Iowa, like many surrounding states, is in the grip of a worker shortage. Workforce Labor Analyst Ann Wagner says while some people are still looking for work, it’s not as simple as matching any applicant to any job. “Every employer is looking for certain skills,” Wagner says, “and sometimes the certain skills they’re looking for are difficult to find, and there are just a wide range of shortages.” She names the construction trades, and healthcare, where they need registered nurses and pharmacists.

Right now manufacturing’s on the rebound and there are shortages in the machine trade where they need mechanical engineers. There’s a shortage of accountants and financial analysts and market-research analysts. Even in information technology, the computer programming field which for several years offered few jobs has the help-wanted sign out again.

Most jobs today require a certain level of skill and education, she says.

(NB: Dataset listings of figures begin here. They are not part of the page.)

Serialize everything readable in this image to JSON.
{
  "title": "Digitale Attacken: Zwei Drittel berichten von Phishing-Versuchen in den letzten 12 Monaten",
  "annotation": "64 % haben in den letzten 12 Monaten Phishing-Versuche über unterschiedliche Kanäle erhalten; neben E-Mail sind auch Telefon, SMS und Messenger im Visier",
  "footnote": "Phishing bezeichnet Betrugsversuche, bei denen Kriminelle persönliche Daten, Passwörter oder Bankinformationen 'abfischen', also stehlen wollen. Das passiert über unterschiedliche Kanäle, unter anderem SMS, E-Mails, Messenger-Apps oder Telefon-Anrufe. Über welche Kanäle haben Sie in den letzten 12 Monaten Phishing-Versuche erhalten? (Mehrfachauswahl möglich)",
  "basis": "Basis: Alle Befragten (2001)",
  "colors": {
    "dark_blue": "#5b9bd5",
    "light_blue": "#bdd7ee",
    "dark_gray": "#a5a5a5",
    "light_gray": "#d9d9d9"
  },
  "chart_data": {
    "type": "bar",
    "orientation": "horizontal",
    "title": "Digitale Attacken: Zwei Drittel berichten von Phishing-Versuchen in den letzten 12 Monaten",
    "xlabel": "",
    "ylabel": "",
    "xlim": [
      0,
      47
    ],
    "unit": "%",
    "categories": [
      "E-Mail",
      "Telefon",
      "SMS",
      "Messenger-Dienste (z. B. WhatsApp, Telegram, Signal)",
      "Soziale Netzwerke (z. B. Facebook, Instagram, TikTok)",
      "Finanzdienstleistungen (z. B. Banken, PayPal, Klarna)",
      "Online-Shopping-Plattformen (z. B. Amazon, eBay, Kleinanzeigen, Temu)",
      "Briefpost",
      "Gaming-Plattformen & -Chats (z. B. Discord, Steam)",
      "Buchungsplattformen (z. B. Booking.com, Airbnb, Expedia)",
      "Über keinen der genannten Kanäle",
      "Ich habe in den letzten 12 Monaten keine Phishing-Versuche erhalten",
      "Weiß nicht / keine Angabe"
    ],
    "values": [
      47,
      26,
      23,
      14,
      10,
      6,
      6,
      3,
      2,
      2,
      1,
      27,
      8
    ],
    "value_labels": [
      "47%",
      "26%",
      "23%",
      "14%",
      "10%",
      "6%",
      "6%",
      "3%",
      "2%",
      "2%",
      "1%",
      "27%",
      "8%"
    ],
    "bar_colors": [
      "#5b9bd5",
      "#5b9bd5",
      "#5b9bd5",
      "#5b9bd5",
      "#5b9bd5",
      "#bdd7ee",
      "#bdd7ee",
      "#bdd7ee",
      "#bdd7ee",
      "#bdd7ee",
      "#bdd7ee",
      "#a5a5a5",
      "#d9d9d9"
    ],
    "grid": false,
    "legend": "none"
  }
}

After 1980, she says the opportunities diminished a lot for unskilled labor in fields like manufacturing where once they could find jobs. Manufacturing today requires skills, and the field hires a lot of people with college degrees. Wagner says the oldest members of the so-called “Baby Boom” generation turn sixty this year, and will soon retire.

Over the next several years we’ll see a surge in retirements by that generational group, and the following “Generation X” is much smaller in size. Not just the Baby Boomers, but all their expertise, will need to be replaced in the workforce. Wagner says the nation’s big railroads are already recruiting on college campuses to replace the Baby Boomers that make up a large portion of their workforce.